Geld für Wasserkraft und Lithium-Batterien

»Das machen wir alles für die Industrialisierung unserer natürlichen Bodenschätze in Bolivien, was der Dreh- und Angelpunkt unseres Wirtschaftsmodells ist«, begründete Arce die Maßnahme. Geplant seien Wasserkraftwerke, ein Hochofen und Produktionsanlagen für Lithium-Batterien. Erstmals seit 1920 biete sein Land wieder Schuldpapiere auf dem Weltmarkt an, blickte der Minister zurück. Schwellenländer würden zunehmend vom »Risikoappetit« ausländischer Investoren profitieren, gibt sich Arce optimistisch. In der schwelenden Finanz- und Wirtschaftskrise bestünde keine Gefahr.

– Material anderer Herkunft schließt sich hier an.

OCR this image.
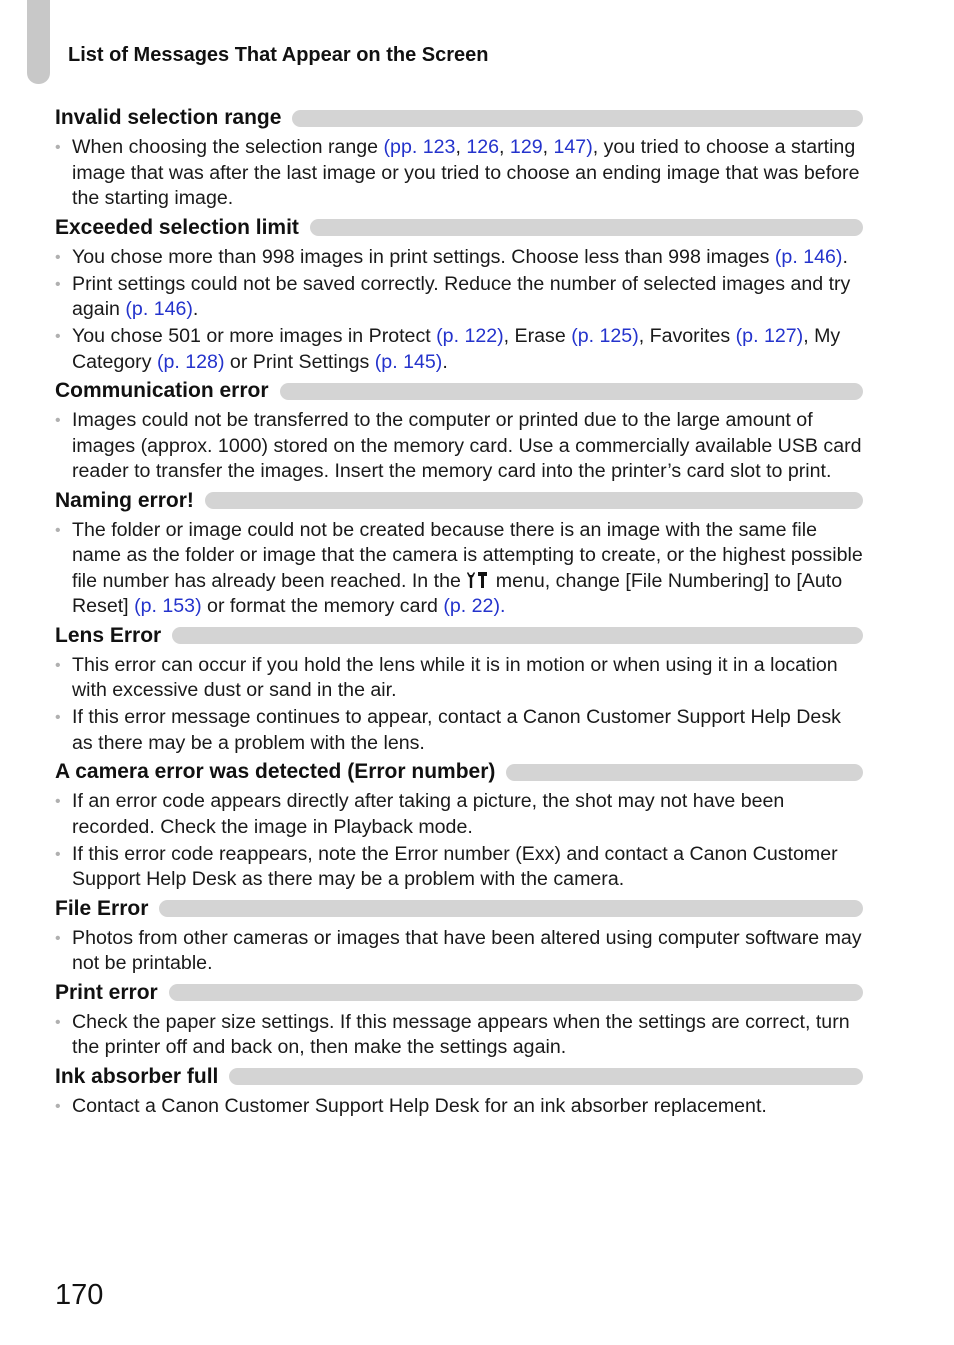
List of Messages That Appear on the Screen
Invalid selection range
• When choosing the selection range (pp. 123, 126, 129, 147), you tried to choose a starting image that was after the last image or you tried to choose an ending image that was before the starting image.
Exceeded selection limit
• You chose more than 998 images in print settings. Choose less than 998 images (p. 146).
• Print settings could not be saved correctly. Reduce the number of selected images and try again (p. 146).
• You chose 501 or more images in Protect (p. 122), Erase (p. 125), Favorites (p. 127), My Category (p. 128) or Print Settings (p. 145).
Communication error
• Images could not be transferred to the computer or printed due to the large amount of images (approx. 1000) stored on the memory card. Use a commercially available USB card reader to transfer the images. Insert the memory card into the printer’s card slot to print.
Naming error!
• The folder or image could not be created because there is an image with the same file name as the folder or image that the camera is attempting to create, or the highest possible file number has already been reached. In the  menu, change [File Numbering] to [Auto Reset] (p. 153) or format the memory card (p. 22).
Lens Error
• This error can occur if you hold the lens while it is in motion or when using it in a location with excessive dust or sand in the air.
• If this error message continues to appear, contact a Canon Customer Support Help Desk as there may be a problem with the lens.
A camera error was detected (Error number)
• If an error code appears directly after taking a picture, the shot may not have been recorded. Check the image in Playback mode.
• If this error code reappears, note the Error number (Exx) and contact a Canon Customer Support Help Desk as there may be a problem with the camera.
File Error
• Photos from other cameras or images that have been altered using computer software may not be printable.
Print error
• Check the paper size settings. If this message appears when the settings are correct, turn the printer off and back on, then make the settings again.
Ink absorber full
• Contact a Canon Customer Support Help Desk for an ink absorber replacement.
170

Zwar beobachte man »mit Sorge, wie unsere Nachbarn von der internationalen Krise betroffen sind«. Argentinien etwa steht bei La Paz mit über 100 Millionen US-Dollar unbezahlter Gas-Rechnungen in der Kreide. Doch seien die eigenen Aussichten für 2012 weiterhin gut. Bei einer Inflation um fünf Prozent und einer Wachstumsprognose von 5,5 Prozent »fühlt man sich wie auf einer Insel«, rechnet Arce vor.

Lateinamerika setzt auf Staatspapiere

Allem Anschein nach ist Boliviens Regierung in Sachen Haushaltsfinanzierung auf einen regionalen Trend aufgesprungen. 500 Millionen US-Dollar besorgte sich im Januar Nachbar Peru an den Finanzmärkten, der Titel läuft bis 2050. Im Juni letzten Jahres besorgte sich Kolumbien zwei Milliarden US-Dollar Cash, die 10-Jahres-Anleihen laufen mit einem Zinssatz von 4,425 Prozent. Dieselben Anleihen in gleicher Höhe hat Mexiko Anfang des Jahres auf den Markt geworfen, bei einer Verzinsung von 3,705 Prozent auf historischem Tiefenrekord.

Volle Kassen für Armutsbekämpfung

Boliviens Staatshaushalt geht es heute ausgezeichnet. Seit der Nationalisierung von Gas und Erdöl und dank hoher Rohstoff-Weltmarktpreise erzielen die öffentlichen Kassen erstmals seit Jahrzehnten Überschüsse. Auch der Binnenmarkt und Steuereinnahmen zogen auf ein historisches Allzeithoch an. 2011 endete, trotz zahlreicher Sozialprogramme und massiver Infrastrukturmaßnahmen, mit einem Plus von 0,8 Prozent. Der Internationale Währungsfonds (IFW) lobt die vorsichtige Ausgabenpolitik der MAS-Administration, laut Vereinten Nationen verließen seit 2006 rund 1,4 Millionen Menschen die Armut. 25 Prozent der öffentlichen Investitionen für 2012 (3,25 Milliarden US-Dollar), so die Haushaltsgesetzgebung, können mit Anleihen bezahlt werden. Medien zufolge seien die Bank of America Merrill Lynch und Goldman Sachs als Partner als Partner im Gespräch, die Entwicklungsbank des Andenpakts »Corporación Andina de Fomento« (CAF) steht beratend zur Seite. Als Rückversicherung gegen mögliche Ausfall-Risiken hat Bolivien seine Goldreserven erhöht. Mit über 42 Tonnen verfügt es laut eines aktuellem Zentralbank-Bericht über die viergrößten Bestände in Lateinamerika.